Once winter arrives, you can probably get away with watering the tree less. Make sure you still check your soil meter so you don’t accidentally deprive your plant of water.

What Kills an Indoor Palm Tree?

As promised, let’s cover what can kill or at least severely hurt your indoor palm tree. Sometimes avoidance is the best cure. If you get out of the following habits, you might never have to try the above quick-fix methods.

Too Much Sunlight

As we said before, palm trees could get sunburn from the sun, just like we people can. To reiterate, this is much less of a problem for indoor plants, but you still want to ensure your tree isn’t soaking up too much sun.

Too Little Sunlight

If you’ve noticed brown palm fronds, then you’ve kept your indoor tree in the dark for too long. Take it out of the shade and give it some light to get it looking healthier, as we’ve said.

Pruning Too Often

Certain plant species require regular pruning, but indoor palm trees are not one of them. Palm trees are known as monocots in that they have but a single seed leaf.

Other trees, referred to as dicots, have two. As monocots, there’s a terminal growth bud where the palm tree fronds sprout if your palm has one trunk.

When a palm tree’s frond dies, it can become problematic. That’s because the fresh fronds grow in at the stem’s top and are unable to replace the area where the old frond had died.

When you cut the fronds too often then, you can limit where future fronds can grow.

Overwatering

Speaking of killing the fronds, overwatering is one great way to do it. Palm trees can develop root rot like many other indoor plants.

They can also get an infection of fungi, typically Armillaria and/or Phytophthora. The latter fungus creates an odor when it infects your palm.

You’ll also notice the stem turns a different color, young leaves die, and other leaves become brown.

Underwatering

Brown leaves are also a symptom of an underwatered indoor palm. These leaves become dry as well. They don’t have frizzle top, though.

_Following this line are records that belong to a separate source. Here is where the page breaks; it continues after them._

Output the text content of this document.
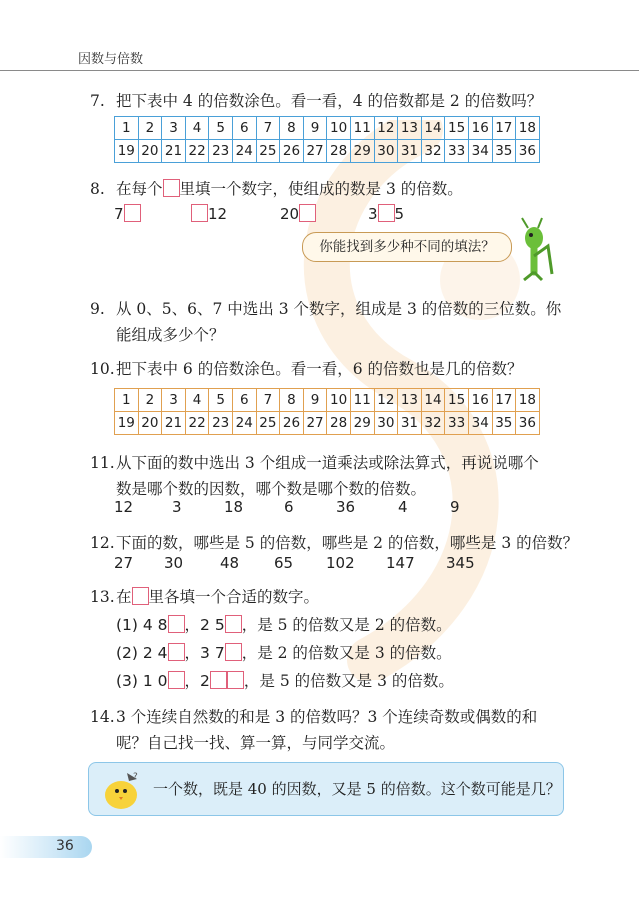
因数与倍数
7. 把下表中 4 的倍数涂色。看一看，4 的倍数都是 2 的倍数吗？
1	2	3	4	5	6	7	8	9	10	11	12	13	14	15	16	17	18
19	20	21	22	23	24	25	26	27	28	29	30	31	32	33	34	35	36
8. 在每个 里填一个数字，使组成的数是 3 的倍数。
7	12	20	3 5
你能找到多少种不同的填法？
9. 从 0、5、6、7 中选出 3 个数字，组成是 3 的倍数的三位数。你
能组成多少个？
10.把下表中 6 的倍数涂色。看一看，6 的倍数也是几的倍数？
1	2	3	4	5	6	7	8	9	10	11	12	13	14	15	16	17	18
19	20	21	22	23	24	25	26	27	28	29	30	31	32	33	34	35	36
11.从下面的数中选出 3 个组成一道乘法或除法算式，再说说哪个
数是哪个数的因数，哪个数是哪个数的倍数。
12	3	18	6	36	4	9
12.下面的数，哪些是 5 的倍数，哪些是 2 的倍数，哪些是 3 的倍数？
27 30 48 65 102 147 345
13.在 里各填一个合适的数字。
(1) 4 8 ，2 5 ，是 5 的倍数又是 2 的倍数。
(2) 2 4 ，3 7 ，是 2 的倍数又是 3 的倍数。
(3) 1 0 ，2 ，是 5 的倍数又是 3 的倍数。
14.3 个连续自然数的和是 3 的倍数吗？3 个连续奇数或偶数的和
呢？自己找一找、算一算，与同学交流。
?
一个数，既是 40 的因数，又是 5 的倍数。这个数可能是几？
36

Starving the Tree of Nutrients

Instead, frizzle top occurs when your indoor palm tree doesn’t get enough manganese. This deficiency affects the fronds, as we mentioned, making them withered and dried.

The young leaves will exhibit symptoms first. They may not develop leaf tips fully.

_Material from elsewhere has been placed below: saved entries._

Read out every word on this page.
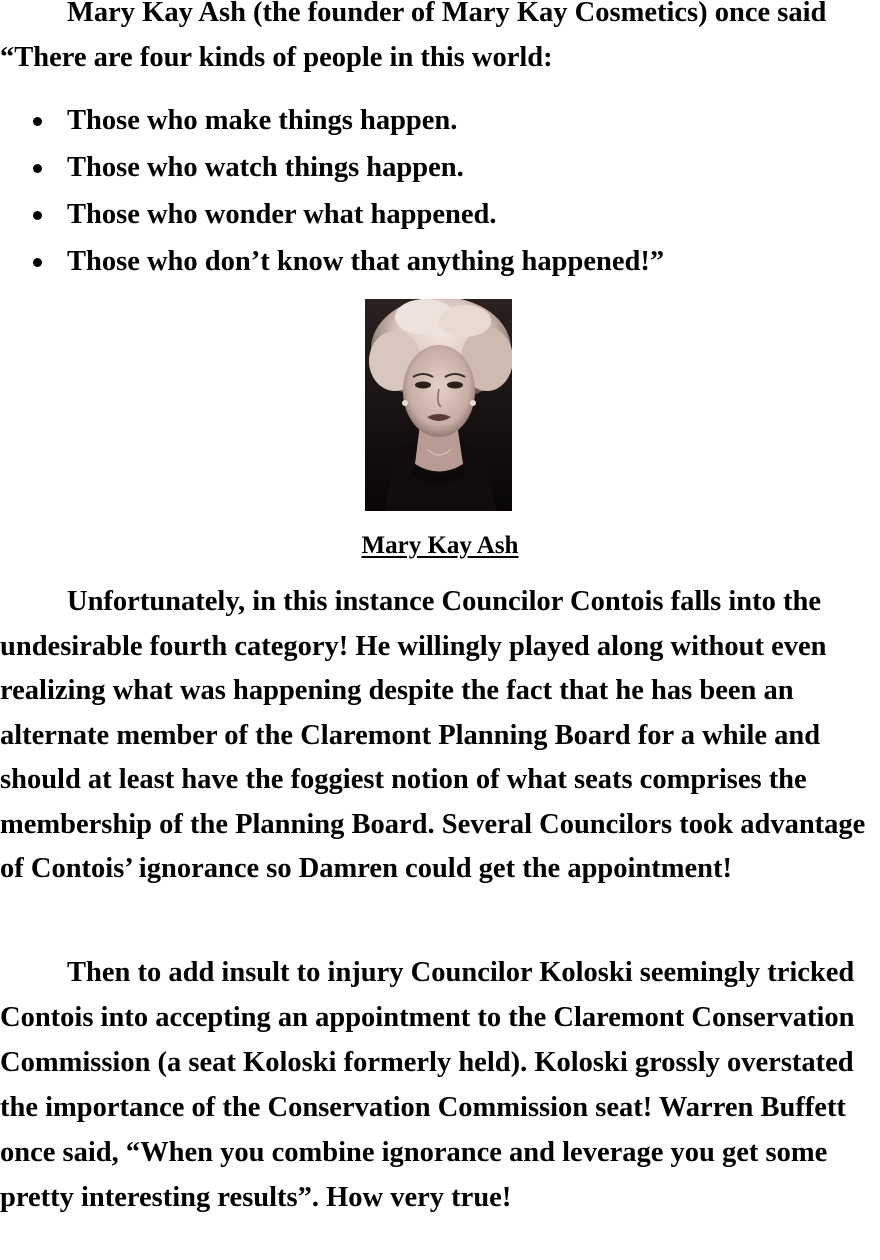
Mary Kay Ash (the founder of Mary Kay Cosmetics) once said “There are four kinds of people in this world:

Those who make things happen.
Those who watch things happen.
Those who wonder what happened.
Those who don’t know that anything happened!”
Mary Kay Ash

Unfortunately, in this instance Councilor Contois falls into the undesirable fourth category! He willingly played along without even realizing what was happening despite the fact that he has been an alternate member of the Claremont Planning Board for a while and should at least have the foggiest notion of what seats comprises the membership of the Planning Board. Several Councilors took advantage of Contois’ ignorance so Damren could get the appointment!

Then to add insult to injury Councilor Koloski seemingly tricked Contois into accepting an appointment to the Claremont Conservation Commission (a seat Koloski formerly held). Koloski grossly overstated the importance of the Conservation Commission seat! Warren Buffett once said, “When you combine ignorance and leverage you get some pretty interesting results”. How very true!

Then you’ll notice the older fronds seem weak. They’ll also have streaks of yellow throughout.

This streaking quickly becomes necrotic, spreading to the rest of the fronds. They lose their tips, curl up, and change shape.

Frizzle top isn’t the only nutrient deficiency an indoor palm tree can experience, but it’s one of the bigger ones. To stay on the safe side, make sure you use slow-release fertilizer for your indoor palm tree.

This will keep water from flushing out the nutrients before they reach the plant.

Do palm trees grow back when cut?

Whether palm trees grow back when cut admittedly depends on where you cut the tree as well as the type of tree. If yours has a single trunk, then chopping it at the crownshaft or the tip where it grows will kill it.

That’s not true with palms with more than one trunk. These trees will survive, developing root stems. However, the original trunk doesn’t come back.  

Should I cut off brown palm leaves?

Yes, but be sure to only remove or cut off the brown portion. If part of the frond is still a healthy hue then leave it so it can continue contributing to the nourishment of your palm tree.

You may decide to remove the tips of the fronds if they’ve become brown. Do know that the same issue will affect the other fronds if you don’t identify what’s causing it.

It could be that your indoor palm hasn’t gotten enough sunlight. Underwatering your tree can also lead to leaf browning. Make sure you fix whatever bad behavior has made the leaves brown and you shouldn’t have to prune them so much.